Theoretical Study of Physisorption of Nucleobases on Boron Nitride Nanotubes: A New Class of Hybrid Nano-Bio Materials

TL;DR

This study uses first-principles calculations to analyze how nucleobases adsorb onto boron nitride nanotubes, revealing insights into their binding energies and potential for biofunctional sensing applications.

Contribution

It provides a theoretical understanding of nucleobase adsorption on BNNTs, highlighting the role of hybridization and charge transfer in binding strength.

Findings

G has the highest binding energy with BNNTs.

G-BNNT conjugate shows a smaller energy gap, useful for sensing.
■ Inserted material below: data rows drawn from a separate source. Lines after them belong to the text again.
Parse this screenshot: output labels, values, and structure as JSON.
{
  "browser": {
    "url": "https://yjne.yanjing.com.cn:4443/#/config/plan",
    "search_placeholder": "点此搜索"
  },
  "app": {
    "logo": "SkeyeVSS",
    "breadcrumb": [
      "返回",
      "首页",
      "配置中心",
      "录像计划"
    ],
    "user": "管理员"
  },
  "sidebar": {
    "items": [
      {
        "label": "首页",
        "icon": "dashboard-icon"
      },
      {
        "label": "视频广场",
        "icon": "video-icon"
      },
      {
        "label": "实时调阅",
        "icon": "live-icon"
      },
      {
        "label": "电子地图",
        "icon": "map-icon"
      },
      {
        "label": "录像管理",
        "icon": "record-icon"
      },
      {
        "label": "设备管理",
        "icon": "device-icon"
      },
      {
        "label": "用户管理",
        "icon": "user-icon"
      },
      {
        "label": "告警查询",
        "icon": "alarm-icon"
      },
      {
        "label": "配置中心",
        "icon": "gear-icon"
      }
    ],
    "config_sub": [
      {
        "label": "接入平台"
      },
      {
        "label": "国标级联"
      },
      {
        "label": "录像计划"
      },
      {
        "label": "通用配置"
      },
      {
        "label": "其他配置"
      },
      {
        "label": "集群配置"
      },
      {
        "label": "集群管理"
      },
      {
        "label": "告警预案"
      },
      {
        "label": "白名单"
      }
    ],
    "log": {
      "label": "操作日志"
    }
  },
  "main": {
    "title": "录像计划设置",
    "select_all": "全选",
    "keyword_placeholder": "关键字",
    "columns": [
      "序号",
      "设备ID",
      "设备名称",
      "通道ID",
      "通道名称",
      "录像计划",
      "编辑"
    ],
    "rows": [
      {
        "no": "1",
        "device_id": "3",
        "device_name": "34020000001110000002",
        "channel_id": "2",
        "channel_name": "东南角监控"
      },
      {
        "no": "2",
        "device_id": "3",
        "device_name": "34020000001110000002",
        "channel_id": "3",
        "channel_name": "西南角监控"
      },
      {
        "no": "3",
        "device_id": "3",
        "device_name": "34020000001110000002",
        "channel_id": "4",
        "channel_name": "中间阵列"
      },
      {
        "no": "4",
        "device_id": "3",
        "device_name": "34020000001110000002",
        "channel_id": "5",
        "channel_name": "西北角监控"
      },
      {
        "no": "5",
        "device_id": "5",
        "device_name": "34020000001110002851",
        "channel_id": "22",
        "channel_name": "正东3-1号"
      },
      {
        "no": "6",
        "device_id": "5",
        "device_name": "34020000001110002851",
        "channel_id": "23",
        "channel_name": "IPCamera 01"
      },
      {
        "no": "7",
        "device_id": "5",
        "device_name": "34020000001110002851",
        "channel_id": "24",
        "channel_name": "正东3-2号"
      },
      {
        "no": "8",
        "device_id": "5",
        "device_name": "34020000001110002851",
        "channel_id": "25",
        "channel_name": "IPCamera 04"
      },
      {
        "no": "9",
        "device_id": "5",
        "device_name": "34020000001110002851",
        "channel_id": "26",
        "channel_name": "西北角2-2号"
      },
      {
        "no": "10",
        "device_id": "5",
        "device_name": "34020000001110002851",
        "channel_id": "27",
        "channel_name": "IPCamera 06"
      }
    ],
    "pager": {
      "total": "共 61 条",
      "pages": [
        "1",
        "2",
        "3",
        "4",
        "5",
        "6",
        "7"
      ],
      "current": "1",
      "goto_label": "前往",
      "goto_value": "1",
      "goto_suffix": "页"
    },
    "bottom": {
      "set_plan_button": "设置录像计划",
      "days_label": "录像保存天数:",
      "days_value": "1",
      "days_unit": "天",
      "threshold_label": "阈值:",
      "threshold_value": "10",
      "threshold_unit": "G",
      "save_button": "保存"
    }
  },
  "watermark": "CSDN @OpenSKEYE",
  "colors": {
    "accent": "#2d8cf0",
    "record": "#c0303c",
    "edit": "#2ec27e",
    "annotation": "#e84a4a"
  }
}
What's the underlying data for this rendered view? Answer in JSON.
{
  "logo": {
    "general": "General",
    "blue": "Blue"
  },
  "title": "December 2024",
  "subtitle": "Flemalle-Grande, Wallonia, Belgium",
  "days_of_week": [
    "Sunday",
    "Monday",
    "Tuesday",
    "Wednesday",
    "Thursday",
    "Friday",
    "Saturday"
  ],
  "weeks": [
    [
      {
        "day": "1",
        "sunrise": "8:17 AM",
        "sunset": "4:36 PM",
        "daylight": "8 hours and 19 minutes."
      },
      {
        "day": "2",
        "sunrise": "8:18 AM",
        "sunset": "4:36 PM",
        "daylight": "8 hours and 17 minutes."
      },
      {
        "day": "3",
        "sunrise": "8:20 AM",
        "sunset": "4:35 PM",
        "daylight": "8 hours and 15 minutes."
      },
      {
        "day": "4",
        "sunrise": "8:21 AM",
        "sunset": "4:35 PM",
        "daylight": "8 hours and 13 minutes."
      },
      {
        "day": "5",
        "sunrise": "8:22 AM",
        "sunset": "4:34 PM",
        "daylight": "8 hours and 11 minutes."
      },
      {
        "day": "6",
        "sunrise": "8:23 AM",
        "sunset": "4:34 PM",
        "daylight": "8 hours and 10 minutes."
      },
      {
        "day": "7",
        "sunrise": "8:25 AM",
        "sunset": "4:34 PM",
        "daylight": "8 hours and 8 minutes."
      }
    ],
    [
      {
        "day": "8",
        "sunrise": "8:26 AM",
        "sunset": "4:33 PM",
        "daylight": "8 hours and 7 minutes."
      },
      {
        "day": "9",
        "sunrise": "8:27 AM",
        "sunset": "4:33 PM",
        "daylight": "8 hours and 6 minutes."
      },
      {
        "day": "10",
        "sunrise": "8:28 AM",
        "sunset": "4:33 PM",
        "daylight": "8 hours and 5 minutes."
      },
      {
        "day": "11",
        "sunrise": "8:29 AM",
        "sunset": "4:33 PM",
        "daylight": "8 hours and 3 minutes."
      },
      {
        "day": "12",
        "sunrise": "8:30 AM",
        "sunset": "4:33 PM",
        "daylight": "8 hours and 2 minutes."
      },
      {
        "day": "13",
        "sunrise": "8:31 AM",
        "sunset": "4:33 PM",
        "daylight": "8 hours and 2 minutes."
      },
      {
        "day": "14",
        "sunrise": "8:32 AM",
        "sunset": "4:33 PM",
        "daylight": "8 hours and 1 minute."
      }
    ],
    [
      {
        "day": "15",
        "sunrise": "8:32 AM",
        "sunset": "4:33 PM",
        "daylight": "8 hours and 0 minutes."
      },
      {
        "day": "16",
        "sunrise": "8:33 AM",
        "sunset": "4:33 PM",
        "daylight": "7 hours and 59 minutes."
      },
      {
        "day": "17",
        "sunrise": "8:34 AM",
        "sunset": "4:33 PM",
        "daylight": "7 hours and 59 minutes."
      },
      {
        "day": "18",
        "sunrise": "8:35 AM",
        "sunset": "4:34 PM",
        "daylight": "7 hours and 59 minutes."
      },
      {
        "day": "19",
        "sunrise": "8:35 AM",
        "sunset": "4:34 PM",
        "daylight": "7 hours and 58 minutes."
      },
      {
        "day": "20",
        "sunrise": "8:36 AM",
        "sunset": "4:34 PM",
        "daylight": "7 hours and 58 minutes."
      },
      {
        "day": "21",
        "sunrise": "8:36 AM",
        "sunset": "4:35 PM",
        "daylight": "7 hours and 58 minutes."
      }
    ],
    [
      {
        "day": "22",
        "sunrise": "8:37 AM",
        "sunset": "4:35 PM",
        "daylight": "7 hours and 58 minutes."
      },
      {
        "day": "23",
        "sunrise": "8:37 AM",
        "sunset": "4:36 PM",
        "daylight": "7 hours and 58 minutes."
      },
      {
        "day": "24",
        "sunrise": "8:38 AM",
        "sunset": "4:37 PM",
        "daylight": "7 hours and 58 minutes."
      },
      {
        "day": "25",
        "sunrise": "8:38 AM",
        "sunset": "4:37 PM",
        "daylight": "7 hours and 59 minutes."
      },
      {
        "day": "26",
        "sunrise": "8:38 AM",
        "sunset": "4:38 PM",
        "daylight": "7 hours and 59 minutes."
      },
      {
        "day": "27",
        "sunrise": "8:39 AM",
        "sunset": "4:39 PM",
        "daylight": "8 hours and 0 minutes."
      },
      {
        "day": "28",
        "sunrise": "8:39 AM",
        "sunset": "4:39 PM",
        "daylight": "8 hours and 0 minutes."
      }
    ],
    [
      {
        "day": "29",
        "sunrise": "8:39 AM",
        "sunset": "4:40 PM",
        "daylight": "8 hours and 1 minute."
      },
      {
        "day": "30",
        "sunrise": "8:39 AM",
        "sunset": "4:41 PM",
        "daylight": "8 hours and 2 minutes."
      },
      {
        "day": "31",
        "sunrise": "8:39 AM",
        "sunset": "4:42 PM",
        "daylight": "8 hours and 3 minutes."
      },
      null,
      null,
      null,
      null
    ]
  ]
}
Interaction strength is similar for most nucleobases except G.

Abstract

We investigate the adsorption of the nucleic acid bases, adenine (A), guanine (G), cytosine (C), thymine (T) and uracil (U) on the outer wall of a high curvature semiconducting single-walled boron nitride nanotube (BNNT) by first principles density functional theory calculations. The calculated binding energy shows the order: G>A\approxC\approxT\approxU implying that the interaction strength of the (high-curvature) BNNT with the nucleobases, G being an exception, is nearly the same. A higher binding energy for the G-BNNT conjugate appears to result from a stronger hybridization of the molecular orbitals of G and BNNT, since the charge transfer involved in the physisorption process is insignificant. A smaller energy gap predicted for the G-BNNT conjugate relative to that of the pristine BNNT may be useful in application of this class of biofunctional materials to the design of the next generation sensing devices.